For young biotechnology companies, attracting seed and early stage funding has become increasingly difficult this year although anecdotal signs of recovery are beginning to emerge.
The main reason: venture capital funds have been focusing on their existing portfolio companies who were holding off on exits while waiting out the markets. Last year the biotech industry saw only one IPO — Florida-based Bioheart Inc.’s contentious USD 5.8 million float of Sunrise in February. Only six VC-funded companies went public across all industries, making 2008 the worst year for public entrance since 1977. The outcome has been a marked slowdown of new investments.
Against this backdrop, the achievement by Critical Pharmaceuticals, a UK-based biotechnology company, seems all the more remarkable. Yet rather than banging on a closed door, they opted for going after non-VC funding routes. The amount of effort required to secure non-VC funding amounts to the same as VC routes but the outcome can be far preferable: less “management” of investors, no dilution of shareholding, fewer “strings attached”.
However, non-VC funds are relatively few and far between, making it more important than ever for potential new investment opportunities to tell a clear and compelling story.
Critical Pharmaceutical’s investor pitch was exactly that. It was concise (12 slides from start to finish), yet contained all the components that attract and win investment from VC and non-VC sources alike, namely:
- A management team with a good track record
- Substantial growth potential
- A sustainable unique selling point and strong intellectual property position
- A scalable business plan
- Capable of achieving a profitable exit within 3-5 years
In Critical’s case, their unique proprietary drug delivery technology had demonstrated preclinical proof of concept for the effective delivery of biologicals. The market potential for their product is substantial, since 30% of new drug applications are for biological drugs, amounting to a $40bn market. Since 98% of biological drugs are given by frequent injection, any technology that reduces or removes the number of injections that a patient requires will be highly attractive for potential pharmaceutical partners.

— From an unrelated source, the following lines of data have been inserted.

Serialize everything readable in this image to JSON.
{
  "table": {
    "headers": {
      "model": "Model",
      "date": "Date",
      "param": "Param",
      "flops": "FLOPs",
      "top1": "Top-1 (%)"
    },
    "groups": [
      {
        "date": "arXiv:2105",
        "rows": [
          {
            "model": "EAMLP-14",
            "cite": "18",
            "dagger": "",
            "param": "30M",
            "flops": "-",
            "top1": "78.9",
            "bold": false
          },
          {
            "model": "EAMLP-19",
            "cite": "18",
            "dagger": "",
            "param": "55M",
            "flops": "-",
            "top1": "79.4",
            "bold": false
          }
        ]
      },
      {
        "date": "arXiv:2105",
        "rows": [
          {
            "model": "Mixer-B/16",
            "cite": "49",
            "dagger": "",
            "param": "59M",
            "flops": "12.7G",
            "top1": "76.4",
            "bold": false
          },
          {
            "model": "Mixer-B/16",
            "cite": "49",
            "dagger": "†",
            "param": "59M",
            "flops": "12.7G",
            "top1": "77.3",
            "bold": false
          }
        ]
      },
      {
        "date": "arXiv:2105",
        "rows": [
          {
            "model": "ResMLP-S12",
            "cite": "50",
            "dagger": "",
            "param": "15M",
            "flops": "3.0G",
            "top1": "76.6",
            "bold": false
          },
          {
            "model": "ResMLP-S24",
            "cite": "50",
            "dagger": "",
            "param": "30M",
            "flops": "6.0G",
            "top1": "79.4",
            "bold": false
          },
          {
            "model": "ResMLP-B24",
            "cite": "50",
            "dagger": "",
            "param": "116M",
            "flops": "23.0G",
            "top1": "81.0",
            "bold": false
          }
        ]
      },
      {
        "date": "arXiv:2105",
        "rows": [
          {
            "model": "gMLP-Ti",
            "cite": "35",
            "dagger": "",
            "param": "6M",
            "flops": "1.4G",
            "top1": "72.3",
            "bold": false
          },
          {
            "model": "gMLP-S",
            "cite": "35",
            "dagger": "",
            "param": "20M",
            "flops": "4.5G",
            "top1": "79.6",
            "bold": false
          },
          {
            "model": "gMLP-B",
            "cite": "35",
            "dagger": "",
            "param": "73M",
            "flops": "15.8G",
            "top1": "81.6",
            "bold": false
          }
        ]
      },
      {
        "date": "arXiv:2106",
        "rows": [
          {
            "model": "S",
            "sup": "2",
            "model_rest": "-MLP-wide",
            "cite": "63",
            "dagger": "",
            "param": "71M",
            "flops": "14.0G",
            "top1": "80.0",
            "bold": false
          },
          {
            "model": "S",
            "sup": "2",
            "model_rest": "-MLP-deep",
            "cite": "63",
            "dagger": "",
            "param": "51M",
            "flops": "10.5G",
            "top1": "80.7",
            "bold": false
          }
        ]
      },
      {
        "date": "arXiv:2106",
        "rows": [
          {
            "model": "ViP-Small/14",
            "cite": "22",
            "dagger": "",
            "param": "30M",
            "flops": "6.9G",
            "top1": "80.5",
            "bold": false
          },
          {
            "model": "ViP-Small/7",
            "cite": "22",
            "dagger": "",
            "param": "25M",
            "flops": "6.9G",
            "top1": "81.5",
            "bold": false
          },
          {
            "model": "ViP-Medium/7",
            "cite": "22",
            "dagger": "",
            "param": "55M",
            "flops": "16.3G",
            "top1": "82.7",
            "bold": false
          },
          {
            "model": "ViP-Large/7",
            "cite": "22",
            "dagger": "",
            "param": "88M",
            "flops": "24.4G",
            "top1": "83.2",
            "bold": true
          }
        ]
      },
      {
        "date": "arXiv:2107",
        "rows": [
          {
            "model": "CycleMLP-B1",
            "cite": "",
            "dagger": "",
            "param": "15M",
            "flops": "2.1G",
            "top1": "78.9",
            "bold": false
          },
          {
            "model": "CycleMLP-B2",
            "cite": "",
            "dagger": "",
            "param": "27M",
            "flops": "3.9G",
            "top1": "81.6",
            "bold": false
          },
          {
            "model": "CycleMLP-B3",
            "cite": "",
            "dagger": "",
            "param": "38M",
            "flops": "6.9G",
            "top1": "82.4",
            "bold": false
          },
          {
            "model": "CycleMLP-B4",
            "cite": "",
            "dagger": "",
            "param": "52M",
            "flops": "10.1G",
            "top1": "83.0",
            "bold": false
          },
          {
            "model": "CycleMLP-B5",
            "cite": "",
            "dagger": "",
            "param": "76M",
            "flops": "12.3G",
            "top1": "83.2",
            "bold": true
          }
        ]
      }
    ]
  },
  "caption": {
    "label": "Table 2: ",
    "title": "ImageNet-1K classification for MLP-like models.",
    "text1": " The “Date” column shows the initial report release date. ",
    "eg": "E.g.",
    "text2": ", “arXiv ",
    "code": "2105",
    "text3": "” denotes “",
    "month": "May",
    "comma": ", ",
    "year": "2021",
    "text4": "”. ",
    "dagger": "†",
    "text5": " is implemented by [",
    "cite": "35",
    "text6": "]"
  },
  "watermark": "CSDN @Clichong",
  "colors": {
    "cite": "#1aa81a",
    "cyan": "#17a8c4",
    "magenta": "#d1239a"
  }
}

The £1.5M that they secured came from the Welcome Trust to fund the next the clinical development of their nasal spray technology for use in the growth hormone market. Up to 50% of patients do not adhere to the existing daily injection regimen and leading endocrinologists believe that non-invasive delivery would be very attractive. The work would also demonstrate human proof of concept for Critical’s technology and open up the opportunities for novel products.
Having already secured revenue-generating collaborations and license partners, the investor pitch by Critical was successful and it gives a valuable model for surviving the current economic climate.